I got a call from the urologist's office, went in, and started the ball (hehehe) rolling to say goodbye to my little friend after a bit more than three humiliating years. Surgery was yesterday. Sore as hell (feels like I took a knee to the groin), can't sleep, walking like a crab, sitting very very carefully. I keep having to reassure myself it's finally gone. For anyone thinking of the do-it-yourself approach, it's just not worth the effort. Aside from the risk of infection, the damn thing will just keep coming back. I've been there, with no medical coverage and unable to pay for much more than a single doctor visit. I was told that the doc's fee alone would be about $1500 for less than an hour's work. Then there's the anesthesia, the hospital fees, and all that.

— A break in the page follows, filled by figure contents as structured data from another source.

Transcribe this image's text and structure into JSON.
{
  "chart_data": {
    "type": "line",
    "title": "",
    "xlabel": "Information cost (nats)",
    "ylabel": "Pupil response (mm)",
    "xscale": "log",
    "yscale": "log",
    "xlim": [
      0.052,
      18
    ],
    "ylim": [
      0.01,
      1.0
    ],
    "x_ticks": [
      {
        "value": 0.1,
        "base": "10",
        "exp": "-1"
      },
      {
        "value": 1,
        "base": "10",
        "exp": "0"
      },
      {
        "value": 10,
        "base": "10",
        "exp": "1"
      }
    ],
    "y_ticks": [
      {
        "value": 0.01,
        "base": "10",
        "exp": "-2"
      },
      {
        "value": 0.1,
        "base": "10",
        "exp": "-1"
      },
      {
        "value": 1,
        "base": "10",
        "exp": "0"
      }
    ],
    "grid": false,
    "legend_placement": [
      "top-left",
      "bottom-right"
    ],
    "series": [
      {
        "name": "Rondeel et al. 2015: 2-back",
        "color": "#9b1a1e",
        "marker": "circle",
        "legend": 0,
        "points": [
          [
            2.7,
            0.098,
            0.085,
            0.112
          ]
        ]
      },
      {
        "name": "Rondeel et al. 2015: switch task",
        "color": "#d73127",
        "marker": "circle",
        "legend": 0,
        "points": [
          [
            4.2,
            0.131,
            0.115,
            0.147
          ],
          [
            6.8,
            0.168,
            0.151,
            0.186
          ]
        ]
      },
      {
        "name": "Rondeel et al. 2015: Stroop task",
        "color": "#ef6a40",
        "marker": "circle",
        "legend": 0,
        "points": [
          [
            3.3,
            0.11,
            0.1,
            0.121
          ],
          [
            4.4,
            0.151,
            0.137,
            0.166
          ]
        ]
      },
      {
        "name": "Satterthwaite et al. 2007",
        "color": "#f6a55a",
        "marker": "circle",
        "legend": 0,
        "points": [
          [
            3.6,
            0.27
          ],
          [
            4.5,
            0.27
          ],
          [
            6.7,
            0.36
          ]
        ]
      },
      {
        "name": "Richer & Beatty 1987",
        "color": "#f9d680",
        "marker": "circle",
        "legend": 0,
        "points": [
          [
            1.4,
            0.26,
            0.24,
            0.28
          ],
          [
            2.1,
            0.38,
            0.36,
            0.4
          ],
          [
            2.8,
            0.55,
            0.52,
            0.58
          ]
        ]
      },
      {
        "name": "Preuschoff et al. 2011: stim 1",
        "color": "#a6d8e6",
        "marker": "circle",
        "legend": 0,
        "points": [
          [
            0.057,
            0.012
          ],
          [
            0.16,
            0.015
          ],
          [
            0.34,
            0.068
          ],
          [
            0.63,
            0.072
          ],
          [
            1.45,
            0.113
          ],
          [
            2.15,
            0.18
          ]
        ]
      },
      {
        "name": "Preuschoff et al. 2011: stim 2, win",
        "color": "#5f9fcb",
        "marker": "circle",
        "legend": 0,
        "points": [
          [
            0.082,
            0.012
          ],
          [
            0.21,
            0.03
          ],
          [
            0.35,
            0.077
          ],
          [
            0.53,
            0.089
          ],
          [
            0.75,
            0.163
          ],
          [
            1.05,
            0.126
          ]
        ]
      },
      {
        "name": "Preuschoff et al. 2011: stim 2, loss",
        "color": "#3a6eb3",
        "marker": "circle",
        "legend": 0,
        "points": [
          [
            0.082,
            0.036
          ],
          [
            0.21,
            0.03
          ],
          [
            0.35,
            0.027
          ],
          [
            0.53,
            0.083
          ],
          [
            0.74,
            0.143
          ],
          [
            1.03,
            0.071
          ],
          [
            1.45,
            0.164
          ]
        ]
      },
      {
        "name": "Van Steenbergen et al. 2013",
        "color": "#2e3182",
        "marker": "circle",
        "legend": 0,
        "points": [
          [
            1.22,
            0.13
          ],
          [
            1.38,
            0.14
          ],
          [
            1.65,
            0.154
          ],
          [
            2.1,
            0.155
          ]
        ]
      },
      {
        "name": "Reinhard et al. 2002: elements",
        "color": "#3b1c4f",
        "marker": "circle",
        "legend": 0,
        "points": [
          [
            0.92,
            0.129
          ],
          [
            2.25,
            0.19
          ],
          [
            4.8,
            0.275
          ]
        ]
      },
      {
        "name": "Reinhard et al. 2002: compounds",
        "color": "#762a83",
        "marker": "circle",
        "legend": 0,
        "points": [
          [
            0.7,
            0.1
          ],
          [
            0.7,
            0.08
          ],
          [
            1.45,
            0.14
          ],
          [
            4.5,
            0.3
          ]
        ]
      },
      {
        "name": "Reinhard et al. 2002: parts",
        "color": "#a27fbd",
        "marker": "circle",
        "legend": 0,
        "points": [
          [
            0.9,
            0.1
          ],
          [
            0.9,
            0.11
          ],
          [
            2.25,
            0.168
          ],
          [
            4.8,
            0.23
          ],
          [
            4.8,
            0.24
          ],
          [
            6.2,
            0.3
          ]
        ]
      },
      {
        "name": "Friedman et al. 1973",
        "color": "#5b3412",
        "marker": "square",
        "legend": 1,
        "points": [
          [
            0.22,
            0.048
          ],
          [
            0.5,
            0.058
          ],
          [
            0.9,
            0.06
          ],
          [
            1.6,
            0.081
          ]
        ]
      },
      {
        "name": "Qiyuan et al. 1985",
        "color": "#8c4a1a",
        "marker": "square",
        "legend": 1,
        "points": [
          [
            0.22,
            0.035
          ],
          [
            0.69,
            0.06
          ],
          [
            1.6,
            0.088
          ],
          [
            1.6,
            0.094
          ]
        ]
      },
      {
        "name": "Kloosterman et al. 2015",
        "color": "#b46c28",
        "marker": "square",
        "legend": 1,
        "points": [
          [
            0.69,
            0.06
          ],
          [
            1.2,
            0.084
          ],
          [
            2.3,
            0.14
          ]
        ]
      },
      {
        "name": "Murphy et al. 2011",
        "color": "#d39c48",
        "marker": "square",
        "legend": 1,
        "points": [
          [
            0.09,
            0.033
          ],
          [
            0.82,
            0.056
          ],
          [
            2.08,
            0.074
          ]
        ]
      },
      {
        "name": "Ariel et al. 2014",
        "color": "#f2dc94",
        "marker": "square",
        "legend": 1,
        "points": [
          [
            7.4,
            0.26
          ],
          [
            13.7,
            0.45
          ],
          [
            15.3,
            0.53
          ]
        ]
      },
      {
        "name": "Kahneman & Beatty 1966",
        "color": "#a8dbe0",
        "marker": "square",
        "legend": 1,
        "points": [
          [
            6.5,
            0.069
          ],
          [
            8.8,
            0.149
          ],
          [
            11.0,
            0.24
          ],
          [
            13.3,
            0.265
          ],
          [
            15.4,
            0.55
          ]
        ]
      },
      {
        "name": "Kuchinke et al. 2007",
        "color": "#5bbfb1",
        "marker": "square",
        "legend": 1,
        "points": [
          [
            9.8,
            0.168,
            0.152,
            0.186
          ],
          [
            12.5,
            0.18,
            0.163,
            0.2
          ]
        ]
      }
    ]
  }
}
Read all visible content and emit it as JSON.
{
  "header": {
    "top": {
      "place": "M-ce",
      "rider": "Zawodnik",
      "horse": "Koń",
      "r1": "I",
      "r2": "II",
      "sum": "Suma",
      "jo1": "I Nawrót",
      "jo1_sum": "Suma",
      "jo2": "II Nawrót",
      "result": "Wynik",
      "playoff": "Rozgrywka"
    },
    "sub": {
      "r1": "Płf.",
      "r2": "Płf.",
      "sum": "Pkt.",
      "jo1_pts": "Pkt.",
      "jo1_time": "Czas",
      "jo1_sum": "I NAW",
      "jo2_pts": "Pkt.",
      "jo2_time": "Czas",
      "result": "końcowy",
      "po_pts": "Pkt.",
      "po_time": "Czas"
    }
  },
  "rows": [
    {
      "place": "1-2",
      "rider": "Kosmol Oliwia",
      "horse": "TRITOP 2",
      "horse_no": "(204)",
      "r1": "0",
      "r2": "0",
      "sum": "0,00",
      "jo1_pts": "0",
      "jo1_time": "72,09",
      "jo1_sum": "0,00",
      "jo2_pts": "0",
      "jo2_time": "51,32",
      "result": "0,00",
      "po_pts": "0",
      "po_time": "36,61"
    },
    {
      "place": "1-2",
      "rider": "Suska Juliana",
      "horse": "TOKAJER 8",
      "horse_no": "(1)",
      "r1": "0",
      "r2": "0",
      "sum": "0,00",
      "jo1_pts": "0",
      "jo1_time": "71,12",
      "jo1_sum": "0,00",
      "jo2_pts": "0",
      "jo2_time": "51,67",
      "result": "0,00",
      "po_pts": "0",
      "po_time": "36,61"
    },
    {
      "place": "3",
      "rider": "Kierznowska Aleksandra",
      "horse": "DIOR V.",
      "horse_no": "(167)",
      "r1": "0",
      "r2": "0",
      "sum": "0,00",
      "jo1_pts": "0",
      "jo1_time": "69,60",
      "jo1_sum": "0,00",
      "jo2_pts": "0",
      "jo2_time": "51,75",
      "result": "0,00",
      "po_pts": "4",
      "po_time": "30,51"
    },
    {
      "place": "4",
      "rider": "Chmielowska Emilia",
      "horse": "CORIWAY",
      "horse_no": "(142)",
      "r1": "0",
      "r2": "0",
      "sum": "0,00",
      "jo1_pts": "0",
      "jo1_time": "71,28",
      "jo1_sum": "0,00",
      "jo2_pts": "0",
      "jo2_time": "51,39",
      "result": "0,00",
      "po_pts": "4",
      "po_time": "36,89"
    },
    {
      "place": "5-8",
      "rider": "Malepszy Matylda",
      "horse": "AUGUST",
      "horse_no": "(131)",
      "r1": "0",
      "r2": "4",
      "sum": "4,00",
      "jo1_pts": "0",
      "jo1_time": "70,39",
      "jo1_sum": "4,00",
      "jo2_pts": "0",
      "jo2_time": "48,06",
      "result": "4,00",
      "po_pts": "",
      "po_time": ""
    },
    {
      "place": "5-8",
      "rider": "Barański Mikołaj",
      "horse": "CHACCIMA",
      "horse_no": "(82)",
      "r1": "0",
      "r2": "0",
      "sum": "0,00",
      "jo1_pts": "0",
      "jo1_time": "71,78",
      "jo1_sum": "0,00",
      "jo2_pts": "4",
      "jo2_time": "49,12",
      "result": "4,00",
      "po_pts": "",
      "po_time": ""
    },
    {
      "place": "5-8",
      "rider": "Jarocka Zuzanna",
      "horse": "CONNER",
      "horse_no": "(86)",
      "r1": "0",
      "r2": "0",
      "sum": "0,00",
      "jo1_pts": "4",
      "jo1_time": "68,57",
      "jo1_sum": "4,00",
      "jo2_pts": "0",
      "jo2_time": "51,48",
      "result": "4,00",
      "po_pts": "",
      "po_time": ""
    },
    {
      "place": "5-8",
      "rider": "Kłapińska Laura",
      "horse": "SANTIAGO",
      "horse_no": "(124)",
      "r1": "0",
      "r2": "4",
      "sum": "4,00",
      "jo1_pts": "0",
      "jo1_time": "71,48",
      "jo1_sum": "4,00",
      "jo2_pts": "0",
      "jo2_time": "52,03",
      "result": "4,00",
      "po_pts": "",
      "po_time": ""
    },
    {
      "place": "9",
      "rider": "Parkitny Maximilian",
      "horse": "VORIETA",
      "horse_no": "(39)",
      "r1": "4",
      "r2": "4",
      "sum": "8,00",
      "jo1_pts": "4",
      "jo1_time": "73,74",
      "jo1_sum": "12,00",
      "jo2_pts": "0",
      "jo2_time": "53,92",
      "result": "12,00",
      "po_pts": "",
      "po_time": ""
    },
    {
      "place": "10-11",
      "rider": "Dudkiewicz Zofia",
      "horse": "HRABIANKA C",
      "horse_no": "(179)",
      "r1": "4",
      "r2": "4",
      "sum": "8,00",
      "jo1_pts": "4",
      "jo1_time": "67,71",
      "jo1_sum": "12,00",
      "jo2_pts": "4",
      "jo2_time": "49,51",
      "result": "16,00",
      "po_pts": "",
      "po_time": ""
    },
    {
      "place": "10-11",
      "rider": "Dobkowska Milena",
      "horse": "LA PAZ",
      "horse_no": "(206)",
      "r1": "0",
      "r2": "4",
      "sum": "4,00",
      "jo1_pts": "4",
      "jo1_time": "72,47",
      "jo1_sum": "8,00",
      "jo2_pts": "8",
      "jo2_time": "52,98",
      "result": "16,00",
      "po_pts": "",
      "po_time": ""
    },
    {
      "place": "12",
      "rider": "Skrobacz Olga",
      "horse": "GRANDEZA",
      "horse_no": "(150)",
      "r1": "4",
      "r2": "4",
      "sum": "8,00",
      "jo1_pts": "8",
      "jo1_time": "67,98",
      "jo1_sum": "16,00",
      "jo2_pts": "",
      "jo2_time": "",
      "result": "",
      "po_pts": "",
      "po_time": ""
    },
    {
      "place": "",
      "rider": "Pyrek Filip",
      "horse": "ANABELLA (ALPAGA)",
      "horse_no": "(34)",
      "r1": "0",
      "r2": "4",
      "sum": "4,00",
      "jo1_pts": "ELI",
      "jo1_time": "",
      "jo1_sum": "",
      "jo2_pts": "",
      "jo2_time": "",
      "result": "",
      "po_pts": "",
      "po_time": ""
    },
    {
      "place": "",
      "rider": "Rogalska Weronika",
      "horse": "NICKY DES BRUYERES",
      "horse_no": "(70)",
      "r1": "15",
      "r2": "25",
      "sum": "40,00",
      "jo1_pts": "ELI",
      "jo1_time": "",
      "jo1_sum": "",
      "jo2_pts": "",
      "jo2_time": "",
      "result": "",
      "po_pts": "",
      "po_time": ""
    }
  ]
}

That was in May of 2010, before high blood pressure damaged my aorta and put me onto Disability and Medicaid. Until then, I was making just above minimum wage and couldn't afford my company's medical coverage. Sucks that I had to go through all that to be able to get treated for a hydrocele. Here's hoping that the Affordable Care Act will get everyone at least a start toward medical coverage they can actually pay for.

In the "even better" column, a week ago I got a notification of "Case Action" from the Department of Children and Families advising me that I'm back on the "Medically Needy" program as of January 1, 2013. I'll be able to just go to my regular doctors again, flash my Medicaid card, and that's that. No referrals. I've also gotten a mess of medical insurance paperwork, brochures, booklets, and such that I need to go through. Apparently I'm eligible for Medicare coverage of some sort. I don't think it's Obamacare related, given that the chucklehead governor of Florida is still trying to weasel the state out of participation even after voters killed, killed KILLED a mess of state constitutional amendment proposals, including one that would "override" Obamacare (hahahahaha). Whatever it is, it's a State program. Wouldn't be surprised to find that it's linked financially to Governor Chucklehead, the way the drug-tests-for-State-aid clinics are.

Nice little boondoggle he set up: if you want any State aid (medical, food stamps, etc.) you have to submit to a pee test. You pay for the test yourself. If you pass it, the State--not the clinic you paid, but the State--reimburses you. Chucklehead co-founded a drug-testing company called Solantic back in 2001, then handed it over to his wife just before he took office in Florida. Chucklehead (even indirectly) makes money off you, the taxpayers pay you back.

Good news is, only 2 more years of him. Maybe by the time he's gone I'll have read through all those brochures and such.

Wednesday, December 5, 2012

Song of the Day: Take Five, RIP Big Dave Brubeck

One day short of 92. Here's the song I most associate with Brubeck, though it was written by Brubeck Quartet member Paul Desmond.

I've heard several interesting variations on this song. There's this reggae-ish version that was used as the theme song for "The Secret Lives of Machines" which morphed the song into 4/4 time instead of its normal 5/4.

The other one I can remember off the top of my head was at a Chinese restaurant, played using Asian instruments.